Mon veto est aussi symbolique que l’a été cette loi. Je sais que le veto sera repoussé, mais cela n’a pas d’importance, car je le ferai au nom des personnes qui protestent dans les rues, afin qu’elles ne soient pas laissées à elles-mêmes.

Y a-t-il des mesures telles que des sanctions de l’UE qui pourraient aider le gouvernement à revenir sur le droit chemin ?

Nous ne pouvons pas parler de sanctions à l’encontre de la Géorgie, alors que dans le pays les gens manifestent dans les rues avec des drapeaux européens. Il ne peut pas y avoir de mesures prises maintenant, parce que la population est dans la rue et se bat pour nos droits.

Quant aux sanctions individuelles et personnelles, parce que l’UE souhaite envoyer un message clair à certaines personnes, ce n’est pas à moi, en tant que présidente du pays, de faire des commentaires à ce sujet.

En lien avec la menace que la situation actuelle fait peser sur les élections, vous avez parlé de la création d’une « plateforme européenne », qu’est-ce que cela impliquerait ?

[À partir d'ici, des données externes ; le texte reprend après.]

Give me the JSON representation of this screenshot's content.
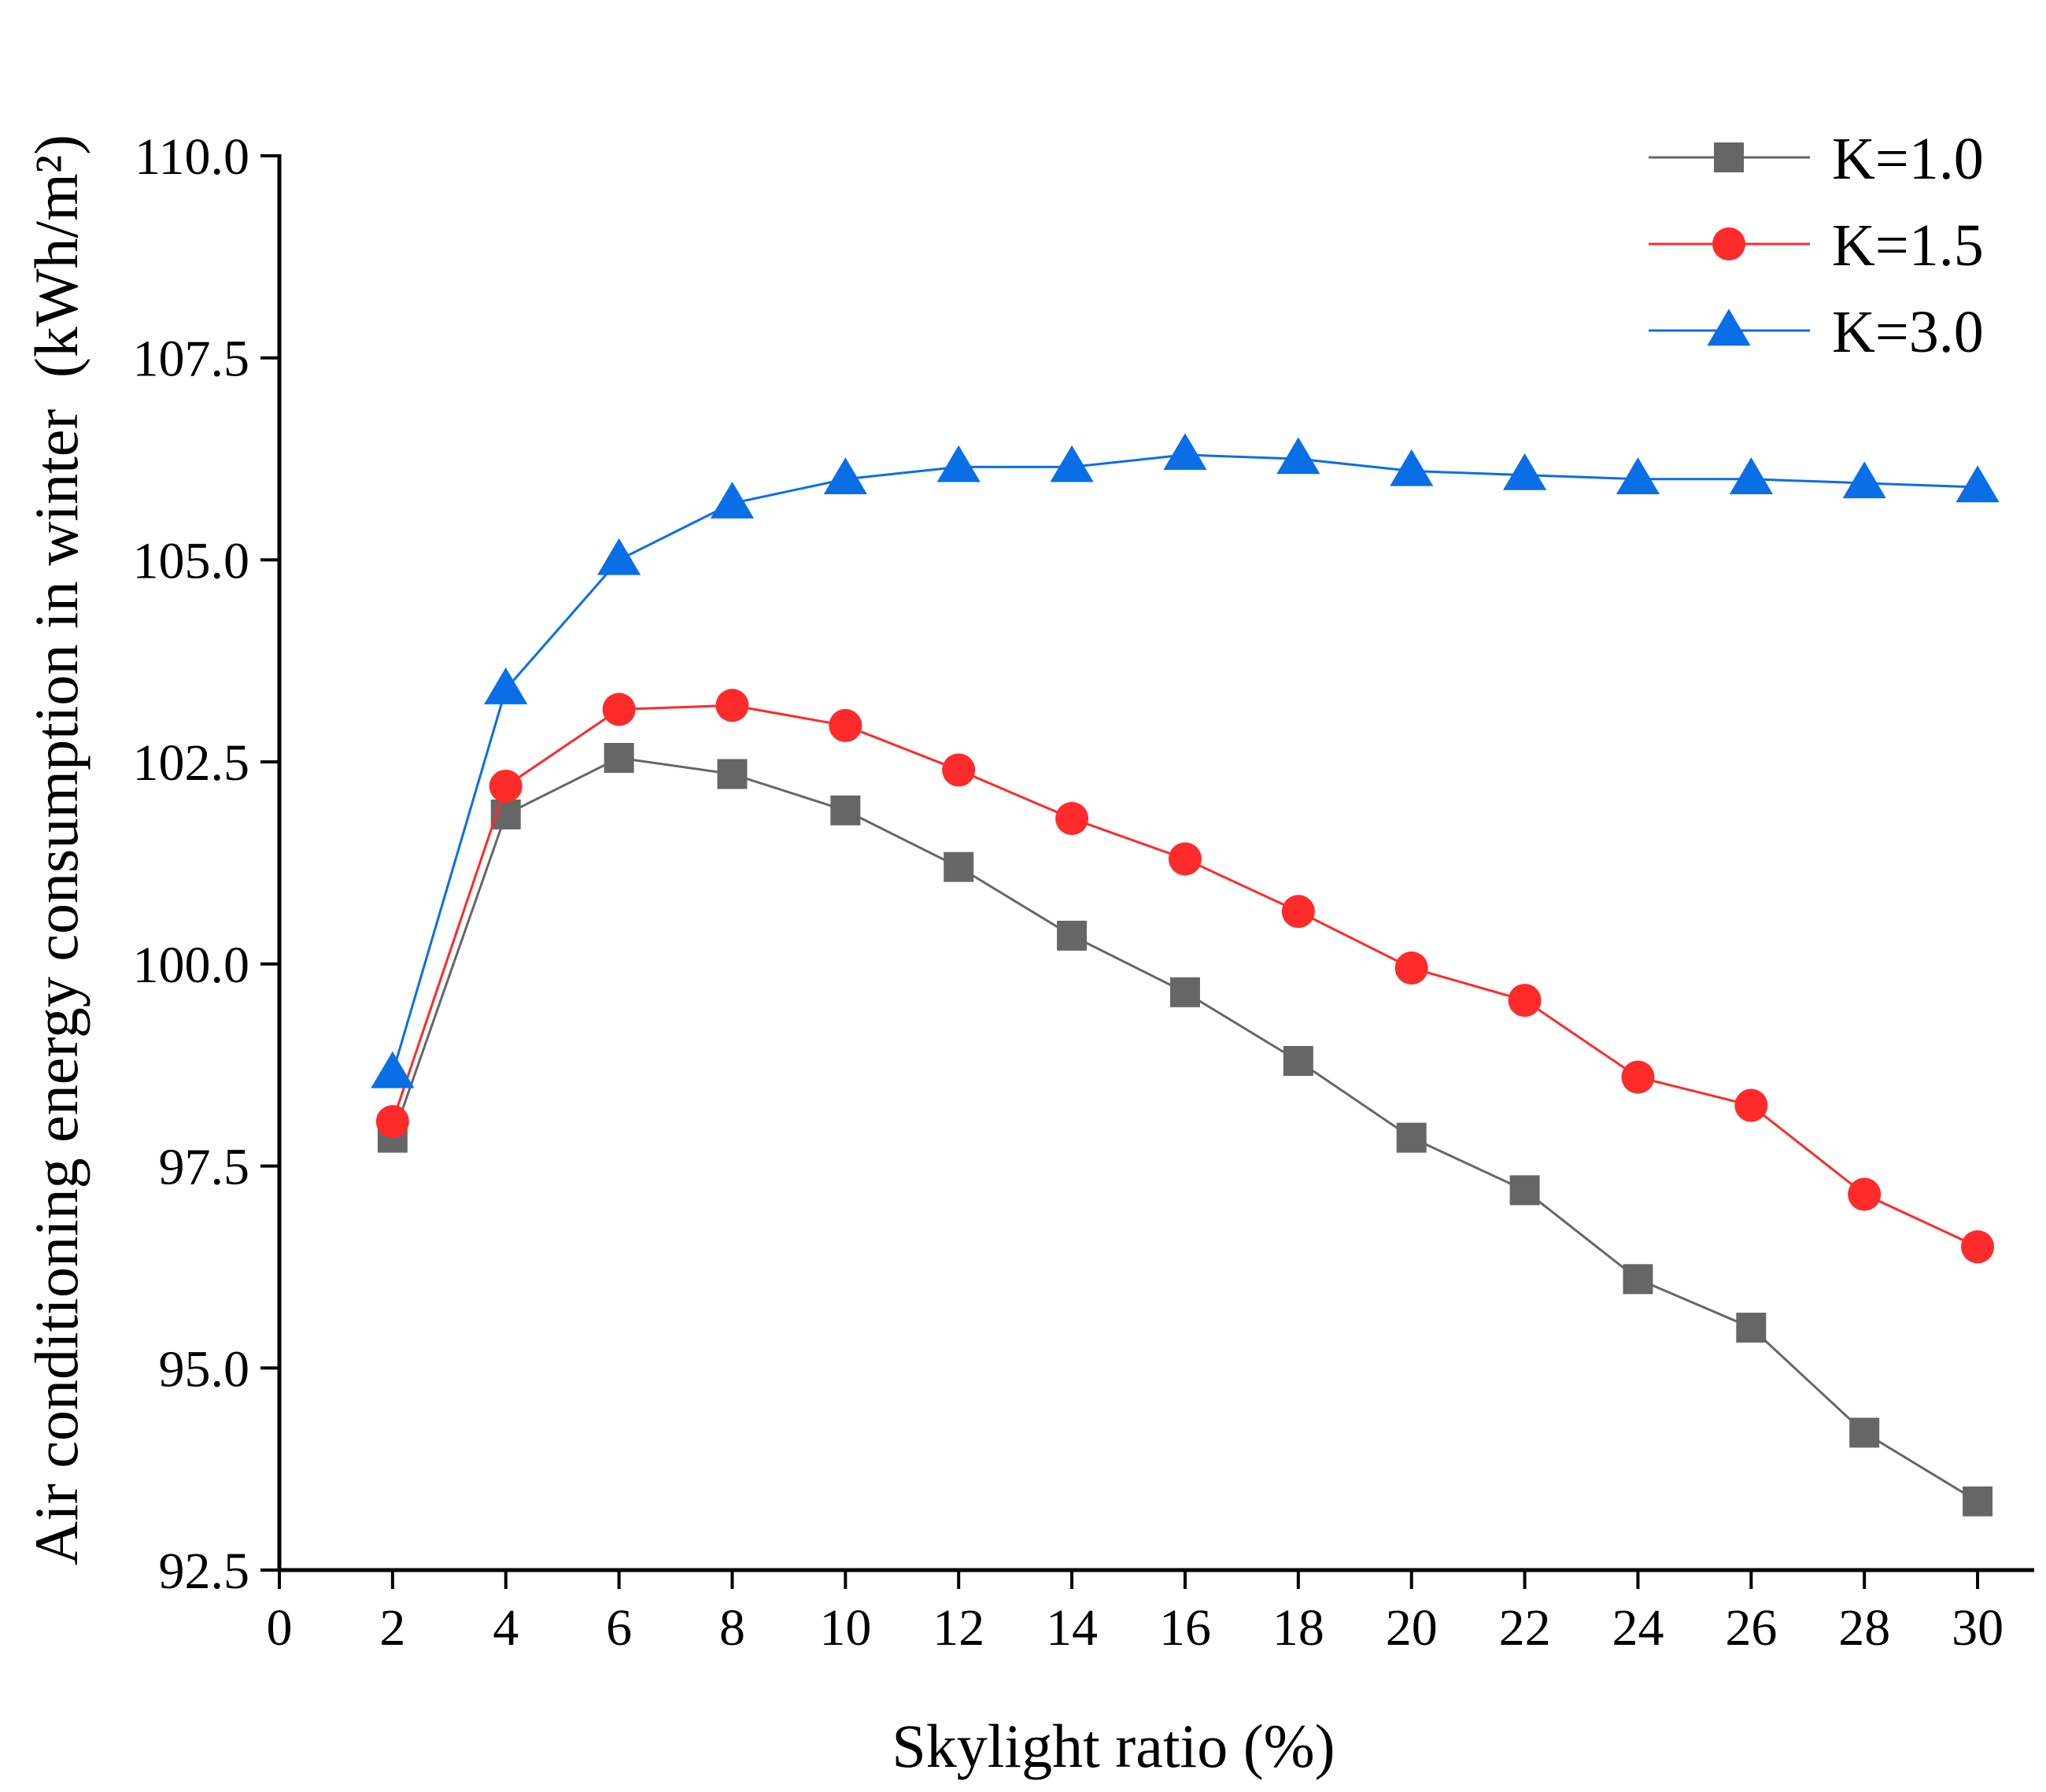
{
  "chart_data": {
    "type": "line",
    "title": "",
    "xlabel": "Skylight ratio (%)",
    "ylabel": "Air conditioning energy consumption in winter",
    "ylabel_unit": "(kWh/m²)",
    "xlim": [
      0,
      31
    ],
    "ylim": [
      92.5,
      110.0
    ],
    "x_ticks": [
      "0",
      "2",
      "4",
      "6",
      "8",
      "10",
      "12",
      "14",
      "16",
      "18",
      "20",
      "22",
      "24",
      "26",
      "28",
      "30"
    ],
    "y_ticks": [
      "92.5",
      "95.0",
      "97.5",
      "100.0",
      "102.5",
      "105.0",
      "107.5",
      "110.0"
    ],
    "x": [
      2,
      4,
      6,
      8,
      10,
      12,
      14,
      16,
      18,
      20,
      22,
      24,
      26,
      28,
      30
    ],
    "grid": false,
    "legend_position": "top-right",
    "series": [
      {
        "name": "K=1.0",
        "marker": "square",
        "color": "#666666",
        "values": [
          97.85,
          101.85,
          102.55,
          102.35,
          101.9,
          101.2,
          100.35,
          99.65,
          98.8,
          97.85,
          97.2,
          96.1,
          95.5,
          94.2,
          93.35
        ]
      },
      {
        "name": "K=1.5",
        "marker": "circle",
        "color": "#ff2a2a",
        "values": [
          98.05,
          102.2,
          103.15,
          103.2,
          102.95,
          102.4,
          101.8,
          101.3,
          100.65,
          99.95,
          99.55,
          98.6,
          98.25,
          97.15,
          96.5
        ]
      },
      {
        "name": "K=3.0",
        "marker": "triangle",
        "color": "#0a6ee6",
        "values": [
          98.65,
          103.4,
          105.0,
          105.7,
          106.0,
          106.15,
          106.15,
          106.3,
          106.25,
          106.1,
          106.05,
          106.0,
          106.0,
          105.95,
          105.9
        ]
      }
    ]
  }
}
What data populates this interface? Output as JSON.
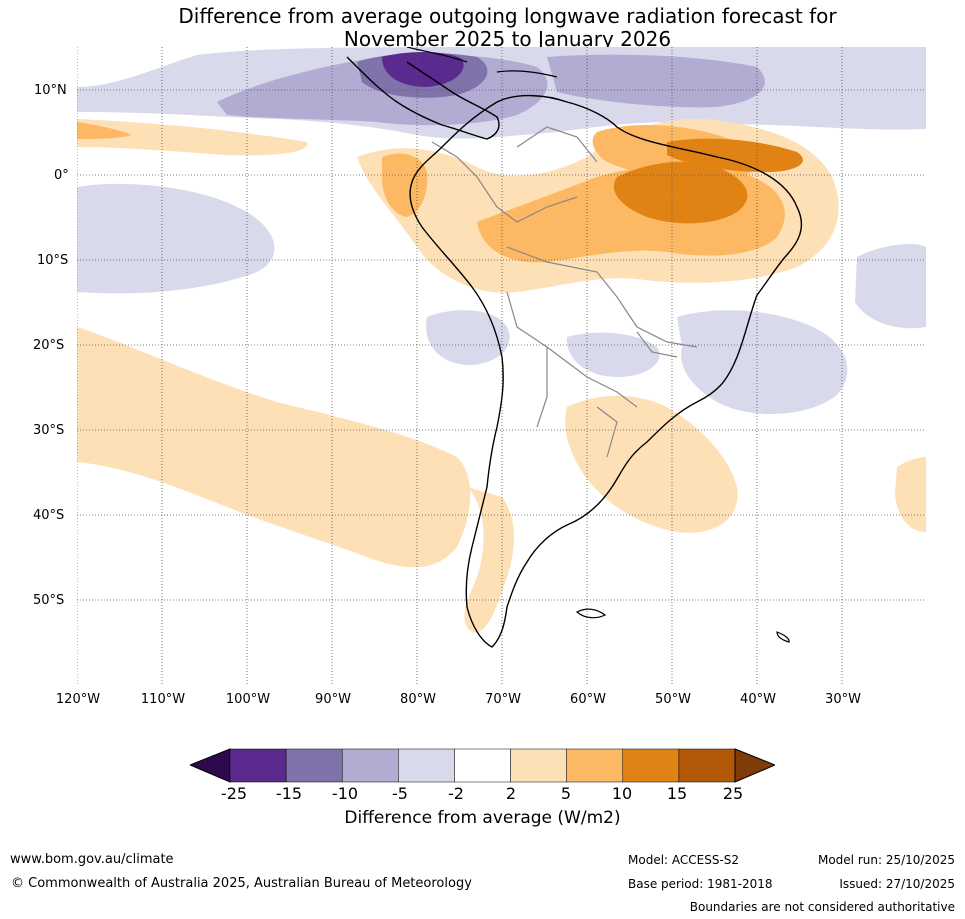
{
  "title": {
    "line1": "Difference from average outgoing longwave radiation forecast for",
    "line2": "November 2025 to January 2026"
  },
  "map": {
    "region": "South America",
    "lat_labels": [
      "10°N",
      "0°",
      "10°S",
      "20°S",
      "30°S",
      "40°S",
      "50°S"
    ],
    "lon_labels": [
      "120°W",
      "110°W",
      "100°W",
      "90°W",
      "80°W",
      "70°W",
      "60°W",
      "50°W",
      "40°W",
      "30°W"
    ]
  },
  "legend": {
    "ticks": [
      "-25",
      "-15",
      "-10",
      "-5",
      "-2",
      "2",
      "5",
      "10",
      "15",
      "25"
    ],
    "title": "Difference from average (W/m2)",
    "colors": [
      "#2d0a4d",
      "#5b2a8f",
      "#8073ac",
      "#b2abd2",
      "#d8daeb",
      "#ffffff",
      "#fee0b6",
      "#fdb863",
      "#e08214",
      "#b35806",
      "#7f3b08"
    ]
  },
  "footer": {
    "website": "www.bom.gov.au/climate",
    "copyright": "© Commonwealth of Australia 2025, Australian Bureau of Meteorology",
    "model": "Model: ACCESS-S2",
    "base_period": "Base period: 1981-2018",
    "model_run": "Model run: 25/10/2025",
    "issued": "Issued: 27/10/2025",
    "disclaimer": "Boundaries are not considered authoritative"
  }
}
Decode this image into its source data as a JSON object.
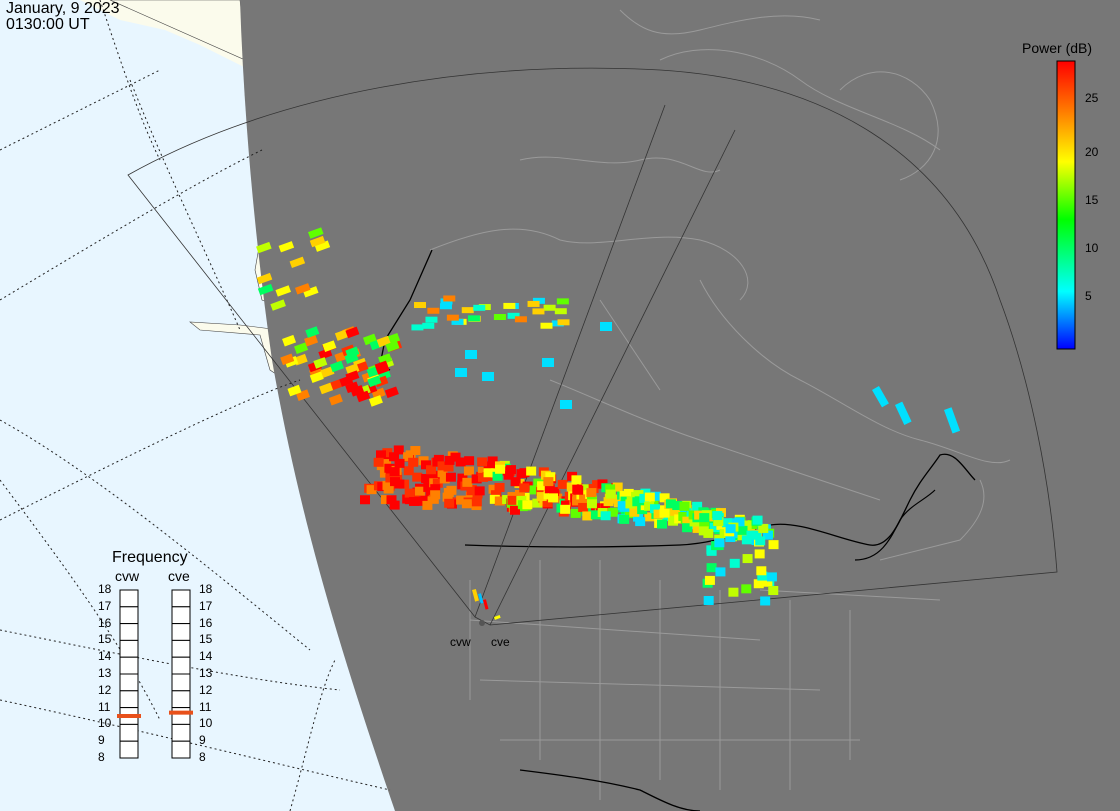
{
  "header": {
    "date": "January, 9 2023",
    "time": "0130:00 UT"
  },
  "colorbar": {
    "title": "Power (dB)",
    "ticks": [
      5,
      10,
      15,
      20,
      25
    ],
    "range": [
      0,
      29
    ],
    "colors": [
      "#0000ff",
      "#00ffff",
      "#00ff00",
      "#ffff00",
      "#ff8000",
      "#ff0000"
    ]
  },
  "frequency": {
    "title": "Frequency",
    "radars": [
      {
        "name": "cvw",
        "value": 10.5
      },
      {
        "name": "cve",
        "value": 10.7
      }
    ],
    "ticks": [
      18,
      17,
      16,
      15,
      14,
      13,
      12,
      11,
      10,
      9,
      8
    ]
  },
  "sites": [
    {
      "name": "cvw"
    },
    {
      "name": "cve"
    }
  ]
}
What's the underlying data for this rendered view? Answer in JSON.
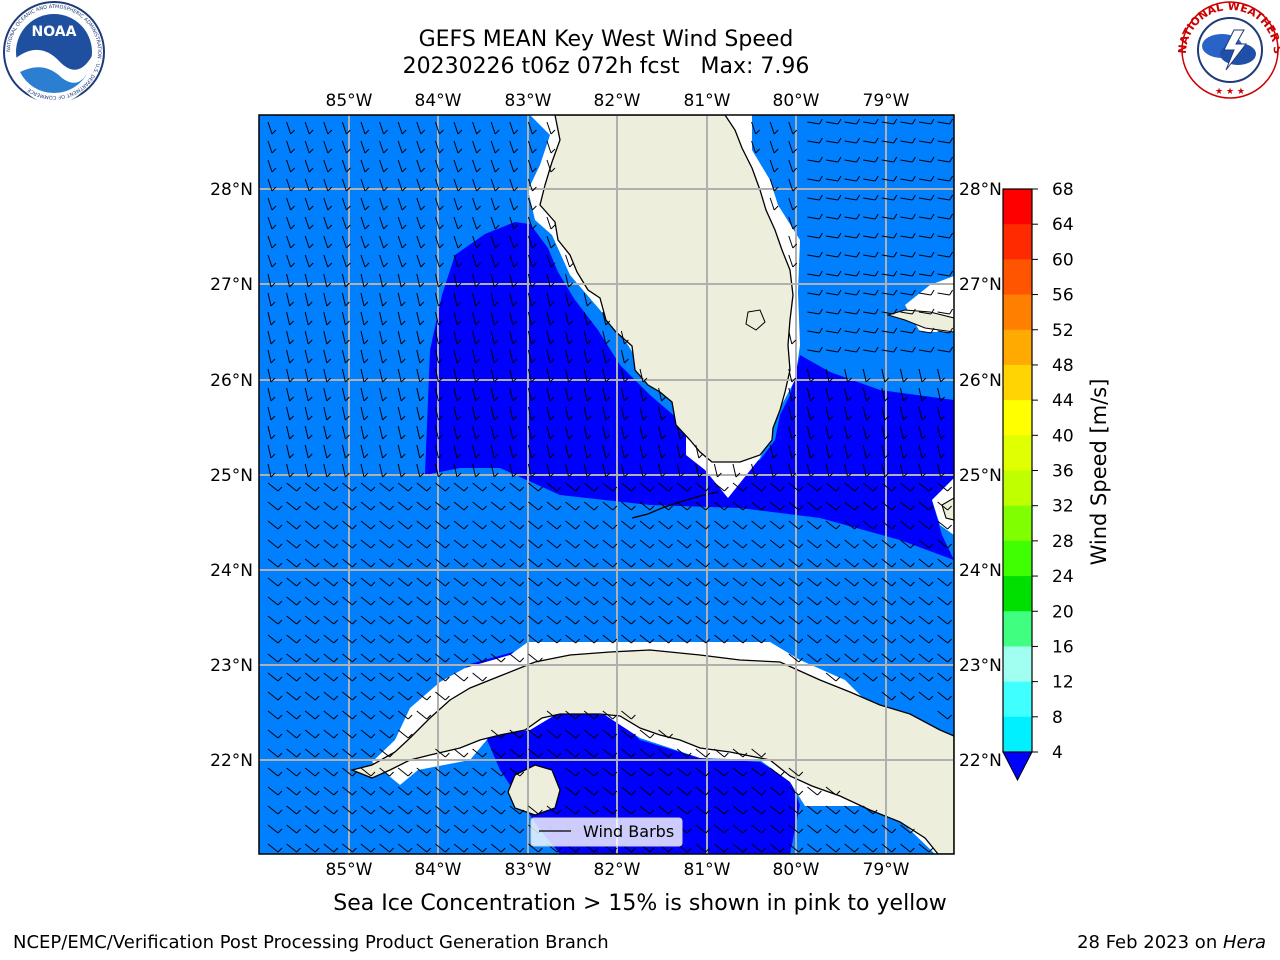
{
  "title_line1": "GEFS MEAN Key West Wind Speed",
  "title_line2": "20230226 t06z 072h fcst   Max: 7.96",
  "subcaption": "Sea Ice Concentration > 15% is shown in pink to yellow",
  "footer_left": "NCEP/EMC/Verification Post Processing Product Generation Branch",
  "footer_date": "28 Feb 2023 on ",
  "footer_host": "Hera",
  "logos": {
    "noaa_text": "NOAA",
    "noaa_ring": "NATIONAL OCEANIC AND ATMOSPHERIC ADMINISTRATION · U.S. DEPARTMENT OF COMMERCE ·",
    "nws_ring": "NATIONAL WEATHER SERVICE"
  },
  "map": {
    "lon_labels": [
      "85°W",
      "84°W",
      "83°W",
      "82°W",
      "81°W",
      "80°W",
      "79°W"
    ],
    "lat_labels": [
      "28°N",
      "27°N",
      "26°N",
      "25°N",
      "24°N",
      "23°N",
      "22°N"
    ],
    "legend_label": "Wind Barbs",
    "colors": {
      "land": "#eeeedd",
      "speed_4_8": "#0080ff",
      "speed_below_4": "#0000ff",
      "grid": "#b0b0b0"
    }
  },
  "colorbar": {
    "title": "Wind Speed [m/s]",
    "ticks": [
      "68",
      "64",
      "60",
      "56",
      "52",
      "48",
      "44",
      "40",
      "36",
      "32",
      "28",
      "24",
      "20",
      "16",
      "12",
      "8",
      "4"
    ],
    "colors": [
      "#ff0000",
      "#ff2a00",
      "#ff5500",
      "#ff8000",
      "#ffaa00",
      "#ffd400",
      "#ffff00",
      "#e0ff00",
      "#c0ff00",
      "#80ff00",
      "#40ff00",
      "#00e000",
      "#40ff80",
      "#a0fff0",
      "#40ffff",
      "#00f0ff",
      "#0080ff"
    ],
    "under_color": "#0000ff"
  }
}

Je vais proposer un plan d’action européen avec les mesures que le prochain parlement géorgien devrait prendre. Je le proposerai à la société et aux partis politiques afin qu’ils puissent se réunir autour de cet objectif commun tout en étant libres de fonctionner selon leurs propres programmes politiques. J’espère que la plupart des partis politiques signeront, notamment ceux qui se présenteront aux élections.

Il comprendra un appel à abolir, dès que possible, toutes les lois qui vont à l’encontre de l’esprit d’une réforme européenne et de la lettre qui en découlent. Dans le même temps, le gouvernement est invité à adopter rapidement une nouvelle législation correspondant aux demandes formulées par l’UE en ce qui concerne l’État de droit, le système judiciaire et la corruption.